Home of ChanRobles Virtual Law Library

PHILIPPINE SUPREME COURT DECISIONS

FIRST DIVISION

[G.R. No. 29663. December 29, 1928. ]

MANUEL ALEJANDRINO, applicant-appellee, v. ERIBERTO REYES, as administrator of the estate of the deceased Gregoria Pañgan, Oppositor-Appellant.

Jose Ma. T. Reyes for Appellant.

Aurelio Pineda for Appellee.

SYLLABUS


1. HUSBAND AND WIFE; PARAPHERNAL PROPERTY; LICENSE TO SELL. — In the sale of paraphernal property by a wife, the fact that she was accompanied by her husband and that he also signed the deed, was sufficient license or authorization under article 1387, Civil Code.

2. EVIDENCE; AUTHENTICITY OF DOCUMENTS; ADMISSIBILITY. — The trial court has the right to insist on proof of the authenticity of documents before receiving them in evidence.


D E C I S I O N


OSTRAND, J.:


Manuel Alejandrino applied for the registration of four parcels of land referred to as lots Nos. 1, 2, 3, and 4 of the plans attached to the application. Among others, Eriberto Reyes, as special administrator of the estate of the deceased Gregoria Pañgan, opposed the registration of the parcels.

Upon trial the Court of First Instance ordered the registration of lots Nos. 1, 3, and 4 and denied the registration of lot No. 2. From this decision the oppositor, Eriberto Reyes, appealed to this court.

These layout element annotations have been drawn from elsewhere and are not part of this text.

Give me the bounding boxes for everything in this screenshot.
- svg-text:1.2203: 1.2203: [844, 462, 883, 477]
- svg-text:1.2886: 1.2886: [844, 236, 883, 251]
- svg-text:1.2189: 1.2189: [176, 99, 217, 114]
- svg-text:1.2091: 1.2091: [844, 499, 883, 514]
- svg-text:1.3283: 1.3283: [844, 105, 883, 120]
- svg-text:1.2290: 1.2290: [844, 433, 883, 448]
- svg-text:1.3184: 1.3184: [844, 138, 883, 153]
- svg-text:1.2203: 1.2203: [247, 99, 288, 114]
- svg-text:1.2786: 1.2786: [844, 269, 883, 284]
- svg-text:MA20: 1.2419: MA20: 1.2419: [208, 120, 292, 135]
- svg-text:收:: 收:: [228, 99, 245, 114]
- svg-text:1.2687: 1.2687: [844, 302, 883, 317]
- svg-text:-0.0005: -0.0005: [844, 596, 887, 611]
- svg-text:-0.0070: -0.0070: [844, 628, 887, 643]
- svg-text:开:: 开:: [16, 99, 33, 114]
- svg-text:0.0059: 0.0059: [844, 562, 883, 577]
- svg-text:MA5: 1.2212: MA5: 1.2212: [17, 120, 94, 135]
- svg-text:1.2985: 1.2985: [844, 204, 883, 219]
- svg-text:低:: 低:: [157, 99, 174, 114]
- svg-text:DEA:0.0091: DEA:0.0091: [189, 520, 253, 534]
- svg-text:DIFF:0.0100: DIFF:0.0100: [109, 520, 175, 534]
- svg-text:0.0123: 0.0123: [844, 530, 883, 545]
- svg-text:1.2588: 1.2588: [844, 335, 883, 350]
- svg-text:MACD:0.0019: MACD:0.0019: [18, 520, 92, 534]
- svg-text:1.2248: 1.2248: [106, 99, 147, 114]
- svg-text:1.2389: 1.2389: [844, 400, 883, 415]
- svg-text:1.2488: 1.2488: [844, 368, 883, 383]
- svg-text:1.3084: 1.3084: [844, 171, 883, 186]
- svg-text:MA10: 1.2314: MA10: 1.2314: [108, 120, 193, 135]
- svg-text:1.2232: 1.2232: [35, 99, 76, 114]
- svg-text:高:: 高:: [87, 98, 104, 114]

It appears from the record that the three lots in question were originally the paraphernal property of the deceased Gregoria Pañgan, and that she, on March 11, 1922, executed a deed of sale with the right to repurchase for said lots in favor of Alejandrino. Upon the expiration of the term for the repurchase, Alejandrino desired to consolidate the title to the land, and to that effect, Gregoria Pañgan, accompanied by her husband, Vicente Cabigting, executed a deed of title in fee simple in favor of Alejandrino for the three lots. The appellant bases his appeal on the ground that the deed of November 14, 1923, is fictitious and that the vendor’s signature to the same is not authentic. We cannot find the slightest indication that such is the case. Gregoria Pañgan’s signature on the deed of the sale with right to repurchase of March 11, 1922, is admittedly authentic, and a comparison between that signature and that in the document in question convinces us that the vendor’s signature in the two documents were written by the same person.

The appellant also raises the point that Gregoria Pañgan was a married woman and that she, in executing the deed, did not have a proper license from her husband to sell the property in question. The answer to this assertion is that no special form is required for such license, and that it appears that in executing the document in question, Gregoria Pañgan was accompanied by her husband and that he also signed the document. That, in our opinion, is a sufficient license.

At the trial of the case, the appellant presented two documents, Exhibits 4 and 5, for the purpose of comparing the alleged signatures of Gregoria Pañgan in these documents with that in the deed in question. The court below declined to admit the exhibits in evidence on the ground that they were private documents and that the authenticity of the signatures therein had not been proven. The appellant’s contention that this ruling was erroneous is untenable; the court had a perfect right to insist on proof of the authenticity of the documents before receiving them in evidence.

We are unable to find any reversible error in the decision appealed from, and the same is therefore affirmed with the costs against the appellant. So ordered.

Avanceña, C.J., Johnson, Malcolm, Villamor, Johns and Romualdez, JJ., concur.